Relativamente à competência do tribunal, alega estar em processo de Insolvência, pelo que, atento o disposto no Regulamento (CE) nº 1346/2000 de 29/05/2000, a lei aplicável ao processo de insolvência e aos seus efeitos, é a lei do Estado – Membro em cujo território foi aberto o processo, o que decorre também do artº 271 do CIRE.

Citada veio a R. apresentar contestação suscitando, no que ao caso importa, a incompetência internacional do presente Tribunal para decisão da presente acção, alegando ter domicílio nos Países Baixos, sendo aplicável a jurisdição Neerlandesa, escolhida pelas partes como exclusiva para a resolução de conflitos, alegando ainda que o imóvel hipotecado situa-se em Espanha, pelo que, considerando o disposto nos art.ºs 4/1, 7/1/a) e 25/1 do Regulamento 1215/2012 de 12 de Dezembro os tribunais portugueses não dispõem de competência para decidir sobre o pretendido quanto à Garantia.

Mais alega que, atento o disposto no artigo 24.º, n,º1 do Reg 1215/2012, os tribunais Portugueses não dispõem de competência para decidir sobre o pretendido quanto à hipoteca, não sendo obstativo deste entendimento o processo de insolvência da A., tendo em conta o disposto nos artigos 5.º, n.º1 e 5.º, n.º2, al.a) do regulamento referido, sendo competente o Tribunal de localização do imóvel.

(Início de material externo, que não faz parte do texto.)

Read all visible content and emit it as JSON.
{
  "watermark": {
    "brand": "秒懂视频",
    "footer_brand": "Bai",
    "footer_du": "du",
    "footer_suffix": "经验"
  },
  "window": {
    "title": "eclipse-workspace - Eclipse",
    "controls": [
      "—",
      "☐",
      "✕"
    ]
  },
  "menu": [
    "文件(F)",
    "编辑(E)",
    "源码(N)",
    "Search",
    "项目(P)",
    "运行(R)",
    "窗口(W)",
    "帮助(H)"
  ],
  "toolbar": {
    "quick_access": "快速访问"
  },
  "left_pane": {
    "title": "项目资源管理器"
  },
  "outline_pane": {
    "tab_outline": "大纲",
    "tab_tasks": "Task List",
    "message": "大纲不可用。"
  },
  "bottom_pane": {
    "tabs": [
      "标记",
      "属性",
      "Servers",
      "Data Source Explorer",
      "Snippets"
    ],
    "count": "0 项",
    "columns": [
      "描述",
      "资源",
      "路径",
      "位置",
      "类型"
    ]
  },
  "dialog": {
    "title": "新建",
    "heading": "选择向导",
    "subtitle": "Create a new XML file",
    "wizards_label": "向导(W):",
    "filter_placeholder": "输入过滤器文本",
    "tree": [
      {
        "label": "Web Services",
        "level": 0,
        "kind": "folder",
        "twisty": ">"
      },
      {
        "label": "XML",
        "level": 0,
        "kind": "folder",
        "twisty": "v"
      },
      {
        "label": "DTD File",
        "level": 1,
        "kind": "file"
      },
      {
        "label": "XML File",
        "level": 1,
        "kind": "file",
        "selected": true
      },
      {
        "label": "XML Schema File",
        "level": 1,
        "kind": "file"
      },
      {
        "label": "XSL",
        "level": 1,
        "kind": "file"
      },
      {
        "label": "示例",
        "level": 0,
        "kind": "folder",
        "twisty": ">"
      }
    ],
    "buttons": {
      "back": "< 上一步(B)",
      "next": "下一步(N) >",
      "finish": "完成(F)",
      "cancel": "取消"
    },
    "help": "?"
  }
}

Notificada para o efeito, veio a Autora pronunciar-se pela competência do Tribunal nacional para decidir a presente acção, alegando ter o Tribunal Português competência exclusiva na acção de nulidade da garantia e do aval prestado pela Autora por força do Regulamento 44/2001 de 22.12.2000 e Reg. 1346/2000 e do disposto nos artigos 120º e 121º do CIRE, que permite a anulação de negócios jurídicos prejudiciais aos credores da insolvente, a correr por apenso ao processo de insolvência, defendendo ainda que, a competência exclusiva dos Tribunais da situação do bem relativamente a um direito real, não impede, de acordo com o capítulo 4 do artigo 5º do Regulamento 1346/2000, o julgamento das acções de nulidade contempladas na alínea m) do capítulo 2 do artigo 4º do citado Regulamento.

Após, pelo tribunal recorrido, foi proferida a seguinte decisão: “A infracção das regras de competência em razão da matéria e da hierarquia e das regras de competência internacional, salvo quando haja mera violação de um pacto privativo de jurisdição, determina a incompetência absoluta do tribunal.

Para a fixação da competência internacional dos tribunais portugueses deve ter-se em conta que os instrumentos internacionais prevalecem sobre as normas de direito interno, nos termos do artigo 8º n.º 3 da Constituição da República Portuguesa.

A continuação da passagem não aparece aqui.